Florence Goupil is a Peruvian documentary photographer based in Cusco, Peru. Her work is primarily focused on human rights, ethnobotany, the environment and the living memory of the indigenous people of the Amazon and the Andes in Peru and Latin America.

As an Explorer and contributor to National Geographic Magazine; her work has been exhibited at ICP, Photoville and the Bronx Documentary Center. She is a regular contributor to National Geographic Magazine, UNICEF, Liberation, Le Monde; and her work has been published in Polka Magazine, The British Journal of Photography, Fisheye, Atmos, among others. In 2020 she received a grant from the National Geographic Society and the Pulitzer Center Rainforest Journalism Fund Grant. That same year she was recognized by the Getty Images Reportage Grant and by the PhMuseum Women Photographer. In 2021, she received an honorable mention from POY Latam as Ibero-American Photographer of the Year and later the Nouvelles Écritures award from La Gacilly Festival in France.

In 2023, Florence was invited as a speaker at the National Geographic Summit in Washington DC, where she presented her project “Qutiy, Returning to the Land” on Native American corn. In July, her awarded documentary short film “Cumbia’s Day” was presented at the Manuel Rivera Ortiz Foundation during Les Rencontres pour l’image de Arles, in France.
This same year, she received two Pulitzer Center Dom Phillips Reporting grants to work on the Brazil-Peru border about the uncontacted peoples of the Amazon.
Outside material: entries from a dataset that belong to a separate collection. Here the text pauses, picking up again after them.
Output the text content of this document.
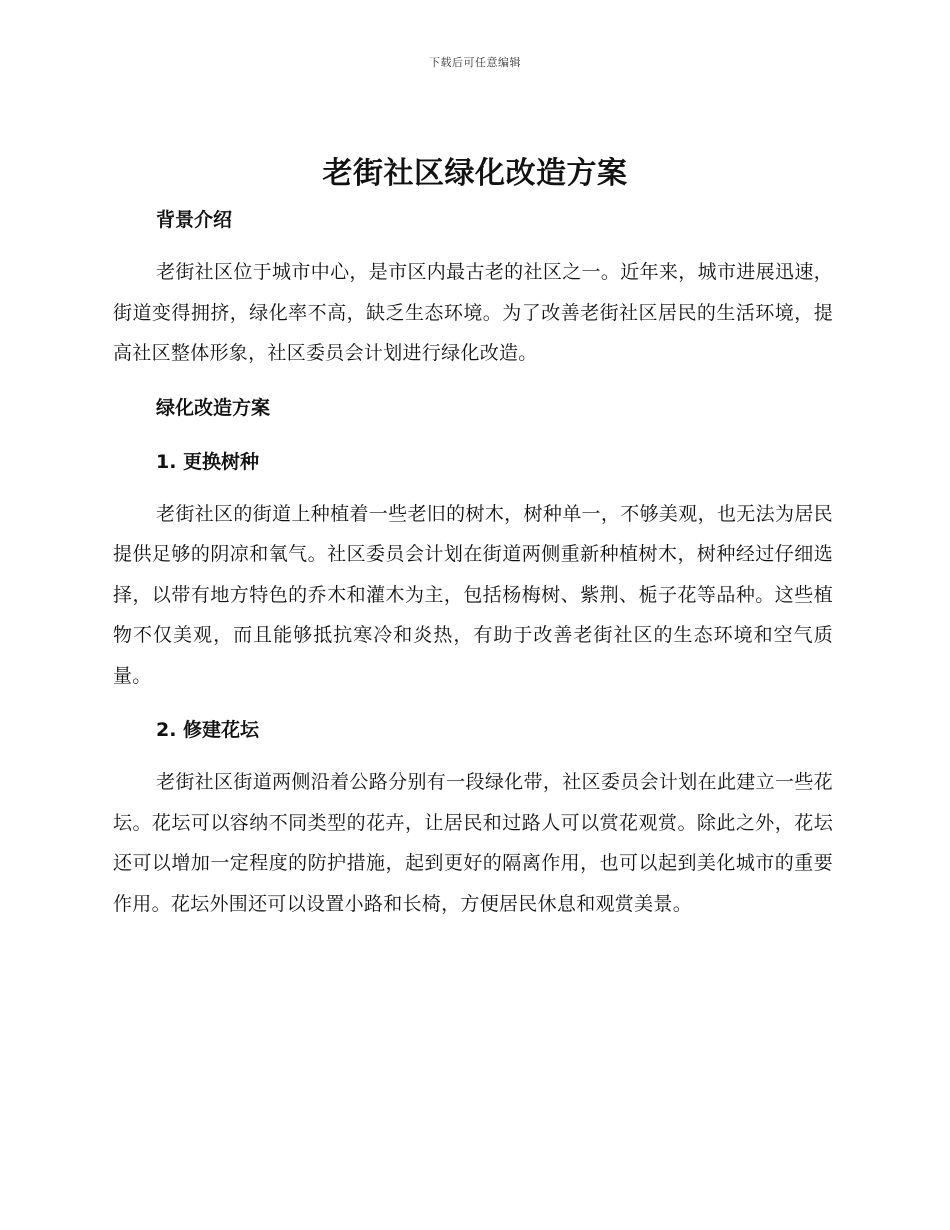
下载后可任意编辑
老街社区绿化改造方案
背景介绍

老街社区位于城市中心，是市区内最古老的社区之一。近年来，城市进展迅速，街道变得拥挤，绿化率不高，缺乏生态环境。为了改善老街社区居民的生活环境，提高社区整体形象，社区委员会计划进行绿化改造。

绿化改造方案
1. 更换树种

老街社区的街道上种植着一些老旧的树木，树种单一，不够美观，也无法为居民提供足够的阴凉和氧气。社区委员会计划在街道两侧重新种植树木，树种经过仔细选择，以带有地方特色的乔木和灌木为主，包括杨梅树、紫荆、栀子花等品种。这些植物不仅美观，而且能够抵抗寒冷和炎热，有助于改善老街社区的生态环境和空气质量。

2. 修建花坛

老街社区街道两侧沿着公路分别有一段绿化带，社区委员会计划在此建立一些花坛。花坛可以容纳不同类型的花卉，让居民和过路人可以赏花观赏。除此之外，花坛还可以增加一定程度的防护措施，起到更好的隔离作用，也可以起到美化城市的重要作用。花坛外围还可以设置小路和长椅，方便居民休息和观赏美景。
Florence Goupil florencegoupil.com

PROJECT

Returning to the Land

Returning to the Land is a documentary series about the rites of the native American corn. About the spiritual relationship of the Quechua, Wari, Otomi, Nahua and Mixe indigenous peoples with the seed that gave beginning to time, to the agricultural cycles. Seed with which they observed the skies and the stars to dream with the spirit of the Earth. The moment we become aware of the relationship of the indigenous farmers with biodiversity, we will understand how they have preserved more than 54 varieties of corn in Peru and 65 in Mexico over more than 8,700 years and how these two territories are related.